Sementara itu Bank Morgan Stanley memberikan rekomendasi beli dollar AS melawan mata uang dengan imbal hasil (yield) yang rendah, seperti euro.

Pasar juga sudah melihat tersebut, terlihat dari posisi spekulatif dolar AS melawan mata uang utama yang memiliki yield rendah, dibandingkan dengan mata uang emerging market dengan yield tinggi.

HALAMAN SELANJUTNYA >>> Posisi Spekulatif Dolar AS Mulai Tergerus

Selain itu, belakangan ini posisi spekulatif pada pelaku pasar, di mana mengalami kenaikan tipis beberapa hari menjelang pengumuman kebijakan monter The Fed Padahal, isu percepatan normalisasi kebijakan moneter sudah berhembus kencang beberapa hari sebelumnya.

Data dari Commodity Futures Trading Commission (CFTC) AS menunjukkan posisi beli bersih (net long) dolar AS naik menjadi US$ 19,51 miliar dalam sepekan yang berakhir 14 Desember, dari pekan sebelumnya sebesar US$ 19,46 miliar.

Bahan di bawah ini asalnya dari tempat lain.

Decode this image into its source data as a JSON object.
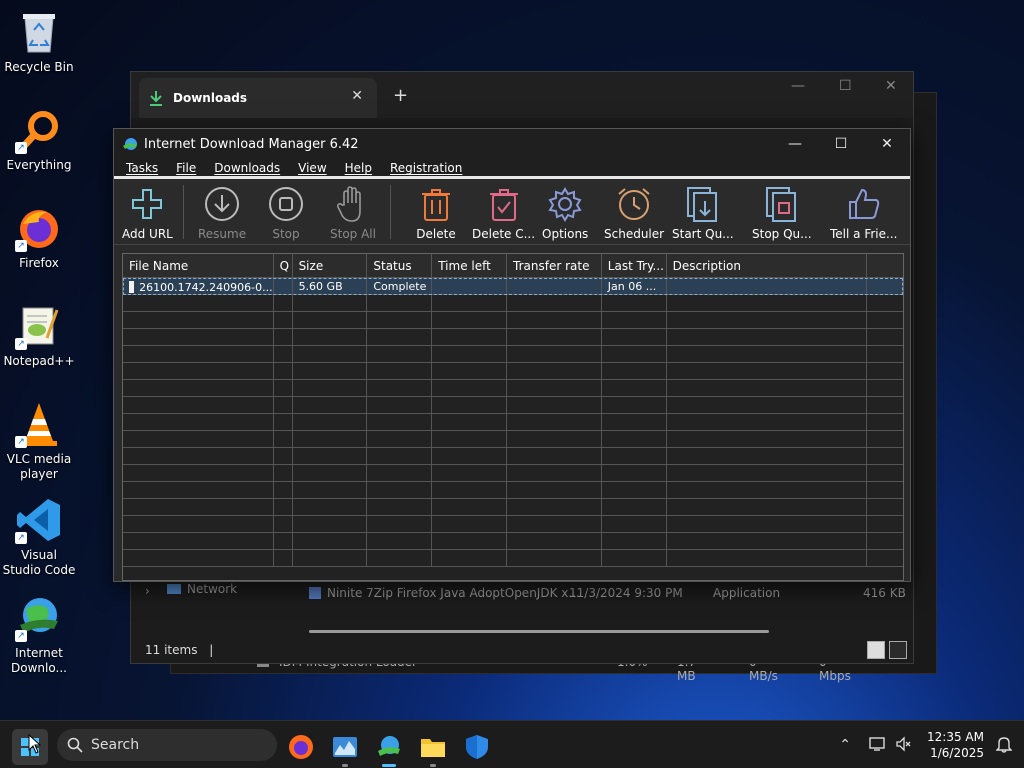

Kenaikan tersebut terbilang kecil jika melihat The Fed yang agresif dalam menormalisasi kebijakan moneternya. Posisi spekulatif tersebut merupakan dolar AS terhadap yen, poundsterling, euro, franc, dolar Kanada dan Australia.

Sementara untuk posisi spekulatif terhadap mata uang yang lebih luas, termasuk beberapa mata uang emerging market, posisi net long dolar AS malah turun menjadi US$ 19,67 miliar dari sebelumnya US$ 19,9 miliar.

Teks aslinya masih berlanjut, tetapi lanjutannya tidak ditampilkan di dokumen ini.